Tantan surveyed over 4,000 women in some of China’s biggest cities to learn more about how online dating habits vary throughout the population.
Residents from Beijing, Shanghai, Guangzhou and Shenzhen participated in the study. The results indicated that almost half of them used Tantan and it was especially popular among professionals. There was an apparent correlation between higher salaries and higher activity.
However, the app isn’t used exclusively for dating, with its most common purpose being to meet friends and expand social circles.
Tantan announced earlier this year that it was planning to alter its growth strategy in certain markets, with an added focus on social networking and pan-entertainment experiences.
Almost 60% of the women said dating apps have made them more confident when speaking to men, and they are taking control of their own romantic journey.

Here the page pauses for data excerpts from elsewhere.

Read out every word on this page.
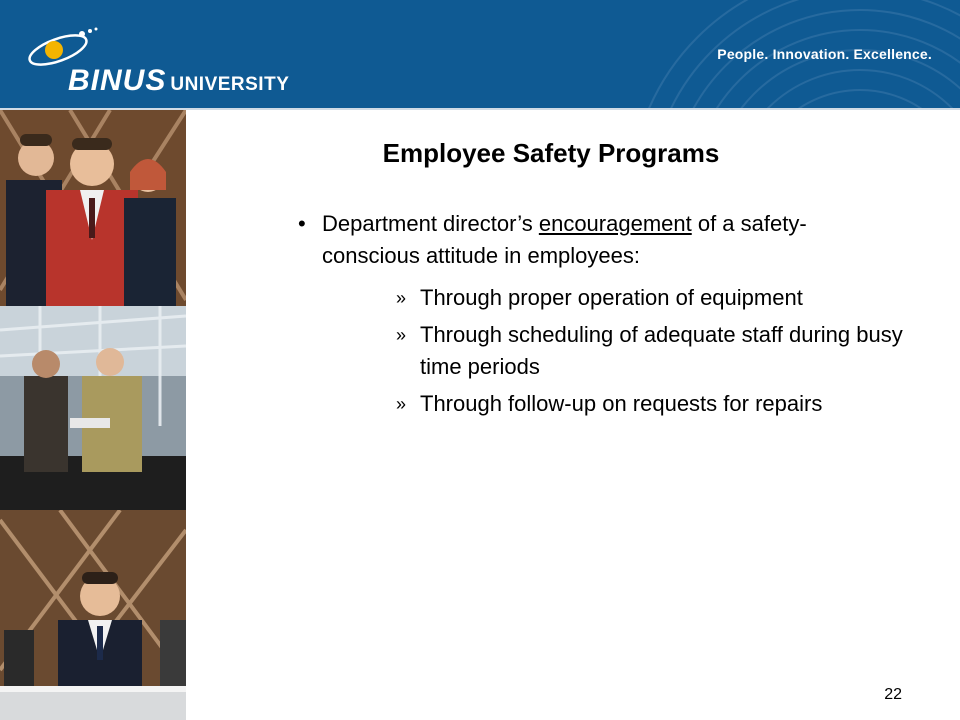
BINUS UNIVERSITY
People. Innovation. Excellence.
Employee Safety Programs
• Department director’s encouragement of a safety-conscious attitude in employees:
» Through proper operation of equipment
» Through scheduling of adequate staff during busy time periods
» Through follow-up on requests for repairs
22
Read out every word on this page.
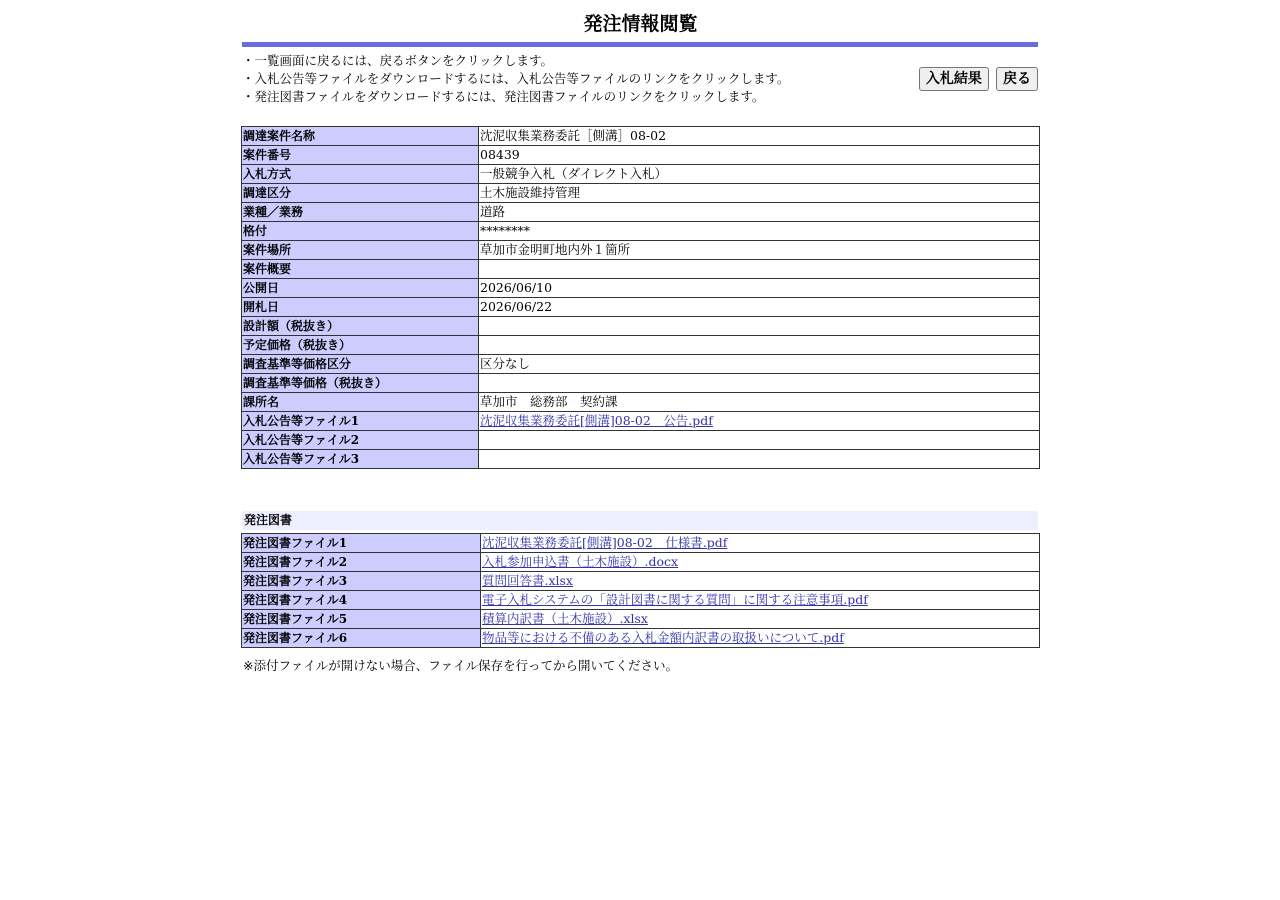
発注情報閲覧
・一覧画面に戻るには、戻るボタンをクリックします。
・入札公告等ファイルをダウンロードするには、入札公告等ファイルのリンクをクリックします。
・発注図書ファイルをダウンロードするには、発注図書ファイルのリンクをクリックします。
入札結果 戻る
調達案件名称	沈泥収集業務委託［側溝］08-02
案件番号	08439
入札方式	一般競争入札（ダイレクト入札）
調達区分	土木施設維持管理
業種／業務	道路
格付	********
案件場所	草加市金明町地内外１箇所
案件概要	
公開日	2026/06/10
開札日	2026/06/22
設計額（税抜き）	
予定価格（税抜き）	
調査基準等価格区分	区分なし
調査基準等価格（税抜き）	
課所名	草加市　総務部　契約課
入札公告等ファイル1	沈泥収集業務委託[側溝]08-02　公告.pdf
入札公告等ファイル2	
入札公告等ファイル3	
発注図書
発注図書ファイル1	沈泥収集業務委託[側溝]08-02　仕様書.pdf
発注図書ファイル2	入札参加申込書（土木施設）.docx
発注図書ファイル3	質問回答書.xlsx
発注図書ファイル4	電子入札システムの「設計図書に関する質問」に関する注意事項.pdf
発注図書ファイル5	積算内訳書（土木施設）.xlsx
発注図書ファイル6	物品等における不備のある入札金額内訳書の取扱いについて.pdf
※添付ファイルが開けない場合、ファイル保存を行ってから開いてください。
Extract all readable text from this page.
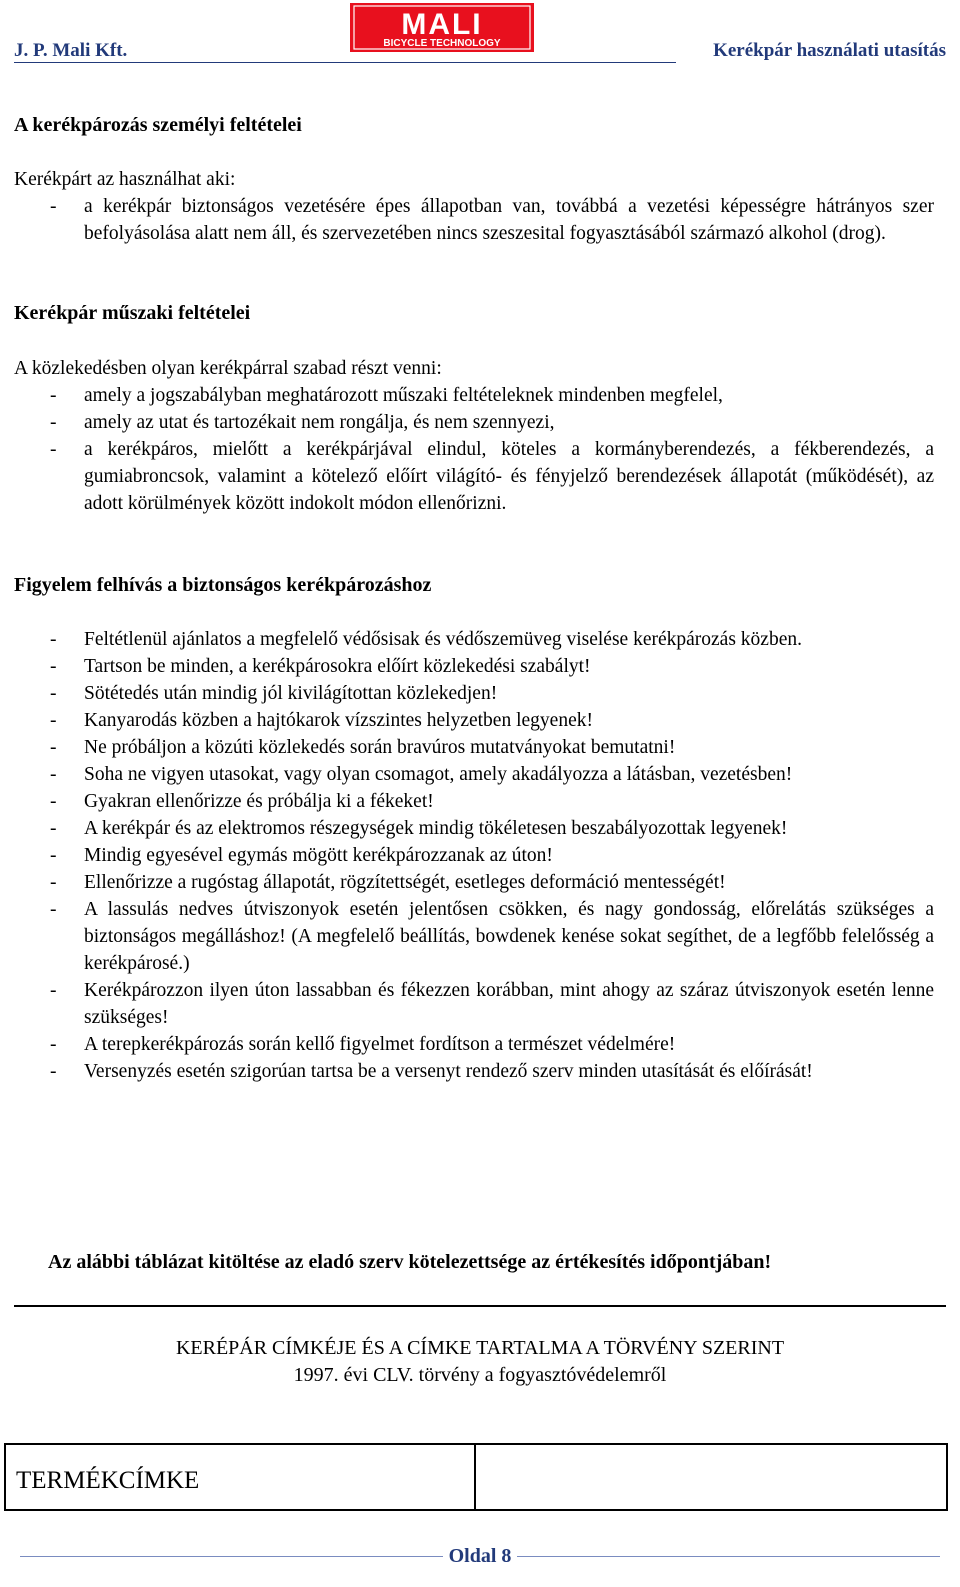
J. P. Mali Kft.	Kerékpár használati utasítás
MALI
BICYCLE TECHNOLOGY
A kerékpározás személyi feltételei
Kerékpárt az használhat aki:
- a kerékpár biztonságos vezetésére épes állapotban van, továbbá a vezetési képességre hátrányos szer befolyásolása alatt nem áll, és szervezetében nincs szeszesital fogyasztásából származó alkohol (drog).
Kerékpár műszaki feltételei
A közlekedésben olyan kerékpárral szabad részt venni:
- amely a jogszabályban meghatározott műszaki feltételeknek mindenben megfelel,
- amely az utat és tartozékait nem rongálja, és nem szennyezi,
- a kerékpáros, mielőtt a kerékpárjával elindul, köteles a kormányberendezés, a fékberendezés, a gumiabroncsok, valamint a kötelező előírt világító- és fényjelző berendezések állapotát (működését), az adott körülmények között indokolt módon ellenőrizni.
Figyelem felhívás a biztonságos kerékpározáshoz
- Feltétlenül ajánlatos a megfelelő védősisak és védőszemüveg viselése kerékpározás közben.
- Tartson be minden, a kerékpárosokra előírt közlekedési szabályt!
- Sötétedés után mindig jól kivilágítottan közlekedjen!
- Kanyarodás közben a hajtókarok vízszintes helyzetben legyenek!
- Ne próbáljon a közúti közlekedés során bravúros mutatványokat bemutatni!
- Soha ne vigyen utasokat, vagy olyan csomagot, amely akadályozza a látásban, vezetésben!
- Gyakran ellenőrizze és próbálja ki a fékeket!
- A kerékpár és az elektromos részegységek mindig tökéletesen beszabályozottak legyenek!
- Mindig egyesével egymás mögött kerékpározzanak az úton!
- Ellenőrizze a rugóstag állapotát, rögzítettségét, esetleges deformáció mentességét!
- A lassulás nedves útviszonyok esetén jelentősen csökken, és nagy gondosság, előrelátás szükséges a biztonságos megálláshoz! (A megfelelő beállítás, bowdenek kenése sokat segíthet, de a legfőbb felelősség a kerékpárosé.)
- Kerékpározzon ilyen úton lassabban és fékezzen korábban, mint ahogy az száraz útviszonyok esetén lenne szükséges!
- A terepkerékpározás során kellő figyelmet fordítson a természet védelmére!
- Versenyzés esetén szigorúan tartsa be a versenyt rendező szerv minden utasítását és előírását!
Az alábbi táblázat kitöltése az eladó szerv kötelezettsége az értékesítés időpontjában!
KERÉPÁR CÍMKÉJE ÉS A CÍMKE TARTALMA A TÖRVÉNY SZERINT
1997. évi CLV. törvény a fogyasztóvédelemről
TERMÉKCÍMKE
Oldal 8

Millennials prefer to date by themselves, rather than being set up for marriage by their family.
They also didn’t like men who made inappropriate contact on a date, were rude to service staff, or voiced discriminatory comments. Unsurprisingly, the women said they wanted a boyfriend who acted respectfully, supported gender equality and took responsibility.
Momo, Tantan’s parent company, has looked to expand its reach to some of the country’s smaller cities. It released Qianshou Love at the end of 2019 which was a relationship-focused slow dating app.
Users received 15 recommended matches per day and the app was only released on certain app stores that were popular outside of the main metropolises due to their lower prices.